For over 50 years, humans have tried to pull back the thick clouds of Venus to study its surface. Most observations have tapped the long wavelengths of radar to pierce the cloud layers. Now, scientists have combined long-term radar observations of the planet’s surface to try to clarify a longstanding mystery behind the length of Venus' day. On Earth, it's easy to measure how long a day lasts. You simply pick a feature and track how long it takes for the Sun to return to the same position. Venus isn’t so simple. On Venus, a day lasts about 243 Earth-days. That's longer than it takes the planet to complete an orbit around the Sun. So, a Venusian year actually spans just 225 Earth-days. The clouds make things even more challenging. They cover the surface and make it difficult to locate features.
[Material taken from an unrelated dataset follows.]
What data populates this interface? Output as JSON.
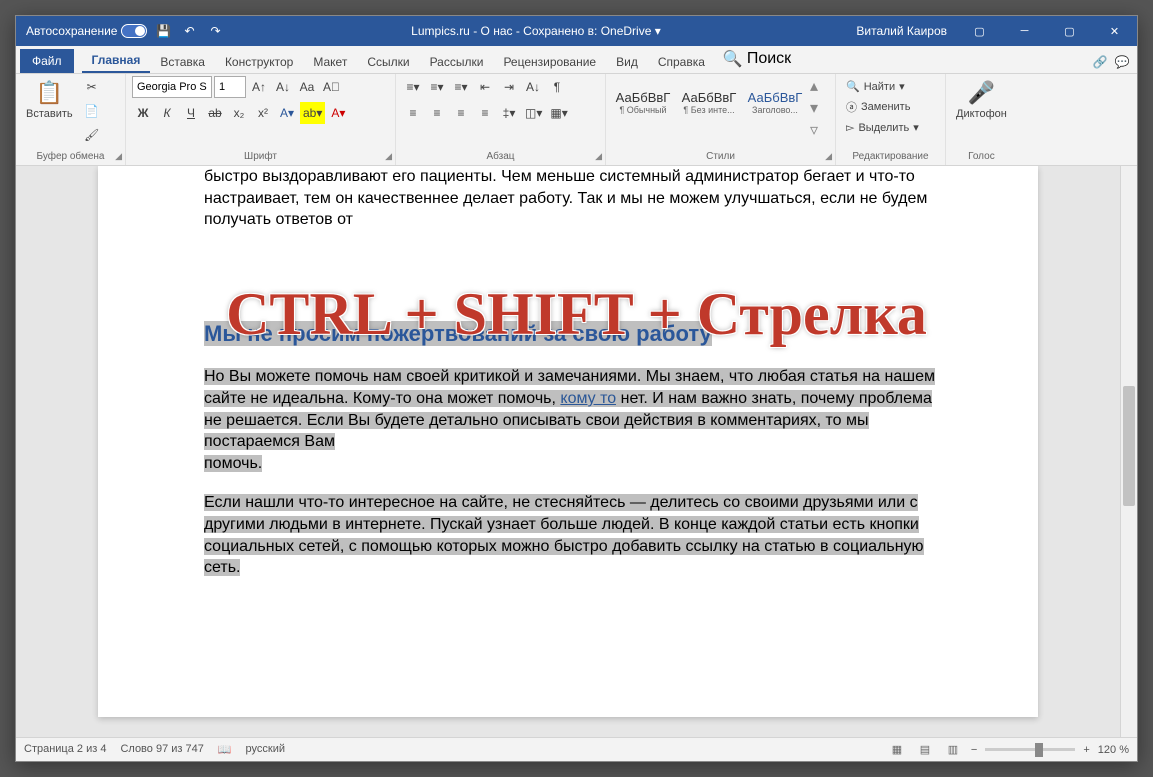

Still, thanks to radar and spacecraft like NASA's Magellan mission, which spent four years visiting Venus in the early 1990s, astronomers thought they had a handle on the length of a Venus day.But when the European Space Agency's Venus Express mission returned to the world, a team of scientists found something odd. In research published in 2012, they showed that the average rotation period between 1991 and 2007 was shorter than the average rotation period measured by Magellan between 1991 and 1993.
The mystery makes it challenging to understand what's happening on the planet's surface, information that can help explain why a world that started out so much like Earth turned into an extreme hotbox. The lack of knowledge could also make it difficult to send a lander to Venus even though that goal has recently gained significant scientific support.
Now, researchers have combined almost 30 years of Earth-based observations of Venus to calculate an average rotation rate for the planet. The new average is slower than the average calculated by Magellan over a significantly shorter observation period of 487 days.